The surprising thing to me about all of this is that I am immensely enjoying advising the LDSSA. Mike Meiners comes down from Modesto to teach us lessons about the parables of Jesus. He is way cool. He has studied the Bible in a fairly serious way and so we get to have some intellectual discussions. They aren't the sort where we are musing over the origins and evolution of life, or how modern events tie into the Book of Revelations, or even much about the history and politics of biblical times. They are more discussions of imagery, symbolism, cross references and allusions, the composition of the text, the choice of wording. It's fun. I also think that everyone in the club is enjoying getting to know more Mormons. There are quite a few Mormons who have stopped by for just one meeting, but then we all become aware of each other and we stop and chat when our paths cross.

Tuesday, September 15, 2009

Playing in mud

I started a pottery class last night. My friend, Chanelle recently started going to college again. Perhaps she enjoys my company A LOT, or perhaps she thinks it is a good idea to have a professor as her friend in any class (even if it is unrelated to what I know well), or perhaps she thought it was time to put the potters wheels in my garage to good use. I don't know what her reasons are, but she went to a lot of work to get me into the class. She found the class and delivered the information to me and got the materials list and went with me to get supplies and then called and reminded me about class and we went together. (Quite a friend huh?)

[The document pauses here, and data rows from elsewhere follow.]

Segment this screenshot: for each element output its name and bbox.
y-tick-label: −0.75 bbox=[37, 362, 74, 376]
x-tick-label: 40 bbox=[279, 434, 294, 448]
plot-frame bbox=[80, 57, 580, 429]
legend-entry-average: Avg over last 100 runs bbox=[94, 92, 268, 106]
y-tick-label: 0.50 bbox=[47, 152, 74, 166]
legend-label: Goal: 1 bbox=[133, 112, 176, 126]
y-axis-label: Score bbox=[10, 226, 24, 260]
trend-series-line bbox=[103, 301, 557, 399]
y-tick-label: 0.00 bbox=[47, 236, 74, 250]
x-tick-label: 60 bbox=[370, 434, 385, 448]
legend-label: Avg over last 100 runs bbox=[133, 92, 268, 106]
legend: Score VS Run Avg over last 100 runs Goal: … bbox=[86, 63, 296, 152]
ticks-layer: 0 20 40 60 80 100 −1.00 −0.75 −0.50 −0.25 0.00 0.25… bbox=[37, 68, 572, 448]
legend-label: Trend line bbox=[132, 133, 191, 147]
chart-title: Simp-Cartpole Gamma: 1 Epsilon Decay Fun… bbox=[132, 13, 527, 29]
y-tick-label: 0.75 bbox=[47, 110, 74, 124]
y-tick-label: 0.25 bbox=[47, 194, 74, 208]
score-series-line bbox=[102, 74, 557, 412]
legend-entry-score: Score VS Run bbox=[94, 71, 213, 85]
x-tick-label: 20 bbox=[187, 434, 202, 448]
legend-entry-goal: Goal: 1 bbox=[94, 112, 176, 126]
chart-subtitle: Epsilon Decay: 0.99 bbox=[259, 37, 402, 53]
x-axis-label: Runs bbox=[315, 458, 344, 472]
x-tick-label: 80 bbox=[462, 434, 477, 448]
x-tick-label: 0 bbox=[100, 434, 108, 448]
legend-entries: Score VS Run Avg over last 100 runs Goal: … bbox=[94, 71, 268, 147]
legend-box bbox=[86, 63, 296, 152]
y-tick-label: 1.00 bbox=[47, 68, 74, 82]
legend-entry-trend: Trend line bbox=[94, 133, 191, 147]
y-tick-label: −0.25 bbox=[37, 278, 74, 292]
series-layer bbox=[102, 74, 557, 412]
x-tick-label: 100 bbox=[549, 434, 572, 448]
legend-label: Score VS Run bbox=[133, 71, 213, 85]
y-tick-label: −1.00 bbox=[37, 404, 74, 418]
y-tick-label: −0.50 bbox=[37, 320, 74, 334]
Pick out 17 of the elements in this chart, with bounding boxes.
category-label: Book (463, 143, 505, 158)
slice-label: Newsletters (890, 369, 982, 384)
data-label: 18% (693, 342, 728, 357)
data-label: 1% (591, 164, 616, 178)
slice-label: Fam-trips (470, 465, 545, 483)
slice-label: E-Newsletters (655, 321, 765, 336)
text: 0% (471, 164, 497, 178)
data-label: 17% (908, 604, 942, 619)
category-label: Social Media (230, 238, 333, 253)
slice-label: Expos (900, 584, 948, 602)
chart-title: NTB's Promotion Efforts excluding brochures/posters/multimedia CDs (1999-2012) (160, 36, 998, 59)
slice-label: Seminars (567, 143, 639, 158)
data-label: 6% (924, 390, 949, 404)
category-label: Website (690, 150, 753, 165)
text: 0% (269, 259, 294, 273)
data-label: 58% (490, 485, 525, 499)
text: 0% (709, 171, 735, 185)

The first thing that the teacher announced is that they have been so frugal in years past that they had a huge excess of funds and so we didn't have to pay tuition for the class. No, I'm not kidding. It was weird but I'm okay with free pottery classes. I still had to fill out a registration card and get officially enrolled and then when I had done that, the teacher gave an excellent demonstration about centering clay and turning out a bowl.

My goal for the night was just to get the clay centered perfectly. I didn't care if I had a piece by the end of the night, and I remembered how critical centering was for glass blowing. I think that all the glassblowing classes Laura and I took payed off because I centered the clay once and came very close a second time. I may be able to get faster at it, but I think I can do it now. Then I moved on to throwing things and worked on bringing the clay up and keeping an even edge of top. I would pull it up and up until it got too fragile and collapsed, or until my long fingernails (which I was informed have to go) got stuck in the clay and tore it. I didn't care when the pieces fell apart, I was playing in the mud and learning at the same time. How much better can it get? I threw pieces and collapsed them and then I would wedge the clay to get the air bubbles and some of the moisture out and then I'd rework the clay over and over again until it got too soft and then I'd get a new piece and start in on that. Everyone thought I was nuts to keep collapsing my pieces, which the other beginners thought were really great. Honestly though, I wouldn't have paid 50 cents at a thrift store for anything I had made so why would I fire it? My goal for the class (besides having fun and hanging out with Chanelle) is to be able to make dishes that I can eat from and that seem cool to others as well. I have a long way to go, but perhaps I'll get there. When I do, you may all get handmade dishes from me for Christmas, kind of like when I got into knitting and made lots of hats. Hopefully the dishes turn out better than most of the hats did.